Surprisingly, though, 8-Bit Armies is an extremely accessible RTS, with a simple, well-designed control scheme that works with the player, rather than against them.
Assigning units is surprisingly easy, letting you tie troops to one of the three buttons before using that same input to move them around the map or to order them to attack. It isn’t the most in-depth system, but it is one that still encourages you to play strategically, splitting your units up into separate columns, as opposed to moving forward as a single block.
The game’s single-player campaign allows you to choose between two different factions, the Renegades and the Guardians. Both have their own unique tech trees to unlock, with the Guardians having more tactical units like snipers and drones while the Renegades rely more on heavy firepower and artillery.
Regardless of what you pick, each campaign unfolds roughly the same, however, with every map having a main objective to complete and two bonus goals that you can try to accomplish in the allotted time.
To complete these, you will need to make money from harvesting natural resources, build a collection of structures to produce troops, and efficiently delegate tasks. It is a familiar gameplay loop, but one that can still produce some memorable and exciting moments, as you fight tooth-and-nail for an important resource spot or an access route. It’s just a shame that the actual story doesn’t live up to the same high standards, with a blink-and-you’ll-miss-it text dump occurring in the menu prior to each game.
Map variety is another problem in the campaign mode. You will constantly find yourself fighting on the same maps over and over with only a handful of new units unlocked to change your approach. This makes completing the campaign a fairly repetitive task, which is unfortunate given the promise of the game’s intuitive control scheme and mechanics.
If you do find yourself getting bored, it should be mentioned that there are other modes like a co-op campaign and several multiplayer options to explore.
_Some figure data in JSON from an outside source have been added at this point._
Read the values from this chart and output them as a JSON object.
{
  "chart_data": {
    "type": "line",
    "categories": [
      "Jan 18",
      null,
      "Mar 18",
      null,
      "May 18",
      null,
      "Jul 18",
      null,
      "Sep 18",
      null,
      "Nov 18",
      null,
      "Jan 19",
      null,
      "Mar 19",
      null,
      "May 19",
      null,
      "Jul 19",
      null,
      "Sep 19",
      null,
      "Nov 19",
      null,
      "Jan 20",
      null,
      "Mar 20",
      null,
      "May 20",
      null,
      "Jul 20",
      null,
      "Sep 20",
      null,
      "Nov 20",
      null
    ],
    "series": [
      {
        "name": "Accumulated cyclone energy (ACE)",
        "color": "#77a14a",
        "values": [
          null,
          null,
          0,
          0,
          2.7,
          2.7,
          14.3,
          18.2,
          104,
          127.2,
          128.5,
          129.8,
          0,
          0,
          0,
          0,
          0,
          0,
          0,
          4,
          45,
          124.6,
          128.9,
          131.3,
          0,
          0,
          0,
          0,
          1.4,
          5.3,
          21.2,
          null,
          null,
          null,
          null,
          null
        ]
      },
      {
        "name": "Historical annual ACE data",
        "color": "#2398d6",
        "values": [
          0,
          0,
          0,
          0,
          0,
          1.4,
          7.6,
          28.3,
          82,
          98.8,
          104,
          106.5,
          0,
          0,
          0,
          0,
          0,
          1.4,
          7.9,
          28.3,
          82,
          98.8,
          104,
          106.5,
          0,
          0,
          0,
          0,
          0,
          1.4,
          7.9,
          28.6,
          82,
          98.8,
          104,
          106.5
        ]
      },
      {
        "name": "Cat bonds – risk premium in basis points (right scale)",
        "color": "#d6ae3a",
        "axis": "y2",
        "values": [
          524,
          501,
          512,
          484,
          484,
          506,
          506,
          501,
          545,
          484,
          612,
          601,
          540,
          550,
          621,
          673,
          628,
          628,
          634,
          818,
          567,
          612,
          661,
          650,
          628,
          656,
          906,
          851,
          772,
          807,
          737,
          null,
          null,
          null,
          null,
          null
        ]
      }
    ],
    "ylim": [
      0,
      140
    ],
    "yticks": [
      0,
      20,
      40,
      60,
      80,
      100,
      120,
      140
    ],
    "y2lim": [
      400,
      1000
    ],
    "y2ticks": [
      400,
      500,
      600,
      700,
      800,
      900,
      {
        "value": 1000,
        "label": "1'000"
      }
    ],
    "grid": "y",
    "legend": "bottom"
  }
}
These slightly make up for the repetition. But still, it’s hard not to feel a little disappointed after such a promising start.
8-Bit Armies is a fairly decent RTS game that feels right at home on consoles. It is simple and easy to control and doesn’t overburden the player, like some other RTS games. All of that doesn’t change the fact that there are some major issues with the main campaign, however. There’s just not enough content to keep a player’s interest over the number of hours required to beat it, with the game in desperate need of significantly more maps and a better story to motivate the player to keep coming back to it.
8-Bit Armies strips away a lot of the complexities associated with the genre, offering an experience that is easy to pick up but difficult to master. Soedesco and Petroglyph Games have done a great job with the port, adapting the controls for console perfectly.